Speaking to the press, Plenković said they concluded that Hrelja's ideas and the national recovery and resilience strategy fully converged with regard to increasing family pensions, and that they agreed to joint activities that would result in bills.
Hrelja will support government's proposals
"In future Hrelja will support the government's bills and consult with us on political issues that, given his voters, are very important. I'm looking forward to that cooperation."
Asked about Hrelja's statement that the European family pension model would cost Croatia about HRK 1 billion a year, Plenković said that remained to be seen. "That's part of the government's programme. We wish to make increasing family pensions possible. It's good that we work on that together."
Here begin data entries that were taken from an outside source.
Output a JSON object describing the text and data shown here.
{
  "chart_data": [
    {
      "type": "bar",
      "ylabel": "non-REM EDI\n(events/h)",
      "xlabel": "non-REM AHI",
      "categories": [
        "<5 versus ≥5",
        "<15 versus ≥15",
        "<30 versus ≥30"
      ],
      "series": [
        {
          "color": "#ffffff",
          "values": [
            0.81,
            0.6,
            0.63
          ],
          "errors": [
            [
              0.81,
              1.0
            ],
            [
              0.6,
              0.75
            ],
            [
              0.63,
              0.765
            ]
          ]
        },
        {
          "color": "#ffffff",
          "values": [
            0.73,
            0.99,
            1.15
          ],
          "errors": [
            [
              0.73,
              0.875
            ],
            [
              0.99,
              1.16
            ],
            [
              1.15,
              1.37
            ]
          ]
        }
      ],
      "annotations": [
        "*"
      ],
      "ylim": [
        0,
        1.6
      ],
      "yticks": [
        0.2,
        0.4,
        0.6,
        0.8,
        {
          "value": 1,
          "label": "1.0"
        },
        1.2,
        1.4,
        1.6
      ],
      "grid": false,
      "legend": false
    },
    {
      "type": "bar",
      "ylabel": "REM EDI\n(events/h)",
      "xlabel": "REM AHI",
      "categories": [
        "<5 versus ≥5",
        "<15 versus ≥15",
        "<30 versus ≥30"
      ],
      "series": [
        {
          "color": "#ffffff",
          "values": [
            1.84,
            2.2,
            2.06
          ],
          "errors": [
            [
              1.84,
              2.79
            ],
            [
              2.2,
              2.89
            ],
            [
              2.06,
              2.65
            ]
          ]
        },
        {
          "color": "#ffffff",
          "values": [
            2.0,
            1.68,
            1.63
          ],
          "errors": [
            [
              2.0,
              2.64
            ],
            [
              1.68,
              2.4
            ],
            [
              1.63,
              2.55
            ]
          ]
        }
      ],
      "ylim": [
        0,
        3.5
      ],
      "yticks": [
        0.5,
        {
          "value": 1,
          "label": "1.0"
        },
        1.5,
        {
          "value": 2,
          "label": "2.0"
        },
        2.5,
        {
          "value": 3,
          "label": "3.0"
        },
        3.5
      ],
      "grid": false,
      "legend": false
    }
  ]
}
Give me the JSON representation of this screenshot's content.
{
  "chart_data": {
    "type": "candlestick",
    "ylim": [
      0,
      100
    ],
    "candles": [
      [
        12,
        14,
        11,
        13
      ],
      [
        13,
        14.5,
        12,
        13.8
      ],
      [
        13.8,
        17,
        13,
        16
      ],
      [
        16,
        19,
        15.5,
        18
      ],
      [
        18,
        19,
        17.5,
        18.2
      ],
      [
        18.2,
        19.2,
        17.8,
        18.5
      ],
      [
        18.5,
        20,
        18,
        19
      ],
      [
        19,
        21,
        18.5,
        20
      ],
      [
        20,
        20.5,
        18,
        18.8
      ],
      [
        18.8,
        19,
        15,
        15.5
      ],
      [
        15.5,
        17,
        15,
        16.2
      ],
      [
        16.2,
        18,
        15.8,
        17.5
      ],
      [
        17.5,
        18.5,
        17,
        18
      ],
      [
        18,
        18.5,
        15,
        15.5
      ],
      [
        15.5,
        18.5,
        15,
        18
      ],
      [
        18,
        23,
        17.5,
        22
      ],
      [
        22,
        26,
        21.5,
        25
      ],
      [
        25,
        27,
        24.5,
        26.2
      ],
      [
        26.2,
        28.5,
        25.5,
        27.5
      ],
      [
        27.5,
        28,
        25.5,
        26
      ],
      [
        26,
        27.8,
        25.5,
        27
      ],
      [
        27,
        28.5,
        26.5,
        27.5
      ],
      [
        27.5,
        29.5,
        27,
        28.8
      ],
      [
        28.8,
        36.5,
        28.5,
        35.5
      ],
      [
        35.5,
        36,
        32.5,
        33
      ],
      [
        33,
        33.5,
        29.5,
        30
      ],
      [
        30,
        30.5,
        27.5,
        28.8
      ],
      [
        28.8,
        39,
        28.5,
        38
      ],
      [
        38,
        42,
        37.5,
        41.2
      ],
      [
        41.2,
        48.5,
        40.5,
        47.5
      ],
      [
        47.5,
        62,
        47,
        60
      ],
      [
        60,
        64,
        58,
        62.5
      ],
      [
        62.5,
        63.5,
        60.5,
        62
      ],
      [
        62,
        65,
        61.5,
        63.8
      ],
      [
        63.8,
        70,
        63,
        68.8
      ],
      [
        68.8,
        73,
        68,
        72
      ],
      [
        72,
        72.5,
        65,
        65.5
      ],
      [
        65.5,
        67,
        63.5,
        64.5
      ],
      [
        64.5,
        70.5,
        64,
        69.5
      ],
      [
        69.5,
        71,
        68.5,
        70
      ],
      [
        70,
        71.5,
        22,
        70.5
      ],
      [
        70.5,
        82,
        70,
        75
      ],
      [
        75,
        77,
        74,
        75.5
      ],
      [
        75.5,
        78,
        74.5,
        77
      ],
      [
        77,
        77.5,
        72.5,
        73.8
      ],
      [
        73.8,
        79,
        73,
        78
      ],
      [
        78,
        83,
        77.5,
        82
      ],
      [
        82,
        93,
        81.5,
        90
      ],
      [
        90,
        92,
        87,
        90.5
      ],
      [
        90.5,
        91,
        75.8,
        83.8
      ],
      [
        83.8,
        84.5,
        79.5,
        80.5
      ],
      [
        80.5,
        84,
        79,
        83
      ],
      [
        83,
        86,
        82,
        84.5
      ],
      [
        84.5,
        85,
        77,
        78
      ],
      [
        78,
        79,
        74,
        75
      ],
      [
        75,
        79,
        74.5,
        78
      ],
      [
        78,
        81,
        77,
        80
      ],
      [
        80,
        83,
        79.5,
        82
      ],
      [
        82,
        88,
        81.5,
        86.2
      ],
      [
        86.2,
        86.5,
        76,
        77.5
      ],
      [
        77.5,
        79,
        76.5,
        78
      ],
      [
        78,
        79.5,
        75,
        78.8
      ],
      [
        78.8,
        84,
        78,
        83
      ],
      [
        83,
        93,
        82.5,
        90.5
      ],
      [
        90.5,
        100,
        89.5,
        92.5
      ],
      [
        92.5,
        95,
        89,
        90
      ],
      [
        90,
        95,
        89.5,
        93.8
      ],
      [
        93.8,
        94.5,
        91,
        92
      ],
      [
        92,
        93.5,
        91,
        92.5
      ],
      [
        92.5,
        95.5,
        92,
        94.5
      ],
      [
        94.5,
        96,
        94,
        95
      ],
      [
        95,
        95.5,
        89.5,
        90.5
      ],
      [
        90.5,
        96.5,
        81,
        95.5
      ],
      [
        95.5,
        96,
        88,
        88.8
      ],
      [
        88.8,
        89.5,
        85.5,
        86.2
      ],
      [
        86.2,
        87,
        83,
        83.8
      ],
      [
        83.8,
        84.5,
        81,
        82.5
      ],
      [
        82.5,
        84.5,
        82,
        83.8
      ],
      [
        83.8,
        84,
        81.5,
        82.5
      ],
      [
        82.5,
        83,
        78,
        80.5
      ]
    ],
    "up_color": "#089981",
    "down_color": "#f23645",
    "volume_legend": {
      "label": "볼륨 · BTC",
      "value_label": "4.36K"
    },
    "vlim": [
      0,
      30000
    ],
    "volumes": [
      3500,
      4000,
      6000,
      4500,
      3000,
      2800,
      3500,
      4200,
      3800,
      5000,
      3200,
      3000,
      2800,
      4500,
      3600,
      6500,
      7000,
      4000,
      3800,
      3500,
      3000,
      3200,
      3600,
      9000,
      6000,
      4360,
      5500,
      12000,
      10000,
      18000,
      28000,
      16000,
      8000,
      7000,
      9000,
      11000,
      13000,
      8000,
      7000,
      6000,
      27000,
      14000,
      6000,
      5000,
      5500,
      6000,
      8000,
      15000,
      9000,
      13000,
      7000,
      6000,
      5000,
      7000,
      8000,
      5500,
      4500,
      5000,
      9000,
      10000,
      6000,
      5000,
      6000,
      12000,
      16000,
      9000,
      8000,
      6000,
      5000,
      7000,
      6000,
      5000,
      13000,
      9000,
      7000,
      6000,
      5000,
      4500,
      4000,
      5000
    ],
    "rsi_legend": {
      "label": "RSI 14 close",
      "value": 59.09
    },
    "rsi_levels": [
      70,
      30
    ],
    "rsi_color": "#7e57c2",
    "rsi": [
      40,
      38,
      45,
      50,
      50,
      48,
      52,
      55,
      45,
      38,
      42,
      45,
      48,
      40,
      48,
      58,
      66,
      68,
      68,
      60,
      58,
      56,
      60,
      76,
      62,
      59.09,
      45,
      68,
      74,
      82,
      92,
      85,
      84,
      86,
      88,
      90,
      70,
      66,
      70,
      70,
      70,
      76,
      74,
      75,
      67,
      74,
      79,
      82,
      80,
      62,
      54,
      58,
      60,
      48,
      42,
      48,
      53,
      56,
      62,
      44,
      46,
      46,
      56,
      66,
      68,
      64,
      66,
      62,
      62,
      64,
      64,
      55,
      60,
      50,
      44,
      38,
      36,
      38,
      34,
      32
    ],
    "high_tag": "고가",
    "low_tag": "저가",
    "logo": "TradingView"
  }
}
Asked if Hrelja's hand in parliament cost HRK 1 billion a year, Plenković said, "It would cost that even without this cooperation. The idea is for these legal changes to go into force on 1 January 2023."
Asked if he was talking about cooperation with other MPs as well, he said they were not at the moment.
"We are having a dialogue. Hrelja and I have a very good relationship (...) and I'm glad our views converge. It's good for Croatian democracy that we have as stable a majority as possible."
Asked if he had had it with Reformists president Radimir Čačić's threats of leaving the ruling coalition, Plenković said cooperation on the national level was one thing, which he expected to be honoured, and that local elections had nothing to do with that.
As for the selection of a Supreme Court president, he said that if the recommended candidate was not elected, applications would be invited again and someone else would be selected.
PM: The whole government and I deal with what's important
Plenković also commented on President Zoran Milanović's statement that he should "send lions at me, not poodles with dentures," saying this diverted attention from what was important.
"To me as prime minister, it's important that we have saved jobs, that we have revised the budget, that we will deal with the problems in health (...) These trivialities, insults... I think citizens see who is who."
Asked to comment on Vukovar Mayor Ivan Penava's idea that Croatian and Serb children in that city should go to the same schools, Plenković said Croatia protected its national minorities and that they were always in a position to contribute to the functioning of government.
He said minority representatives were part of the parliamentary majority and that this would not change.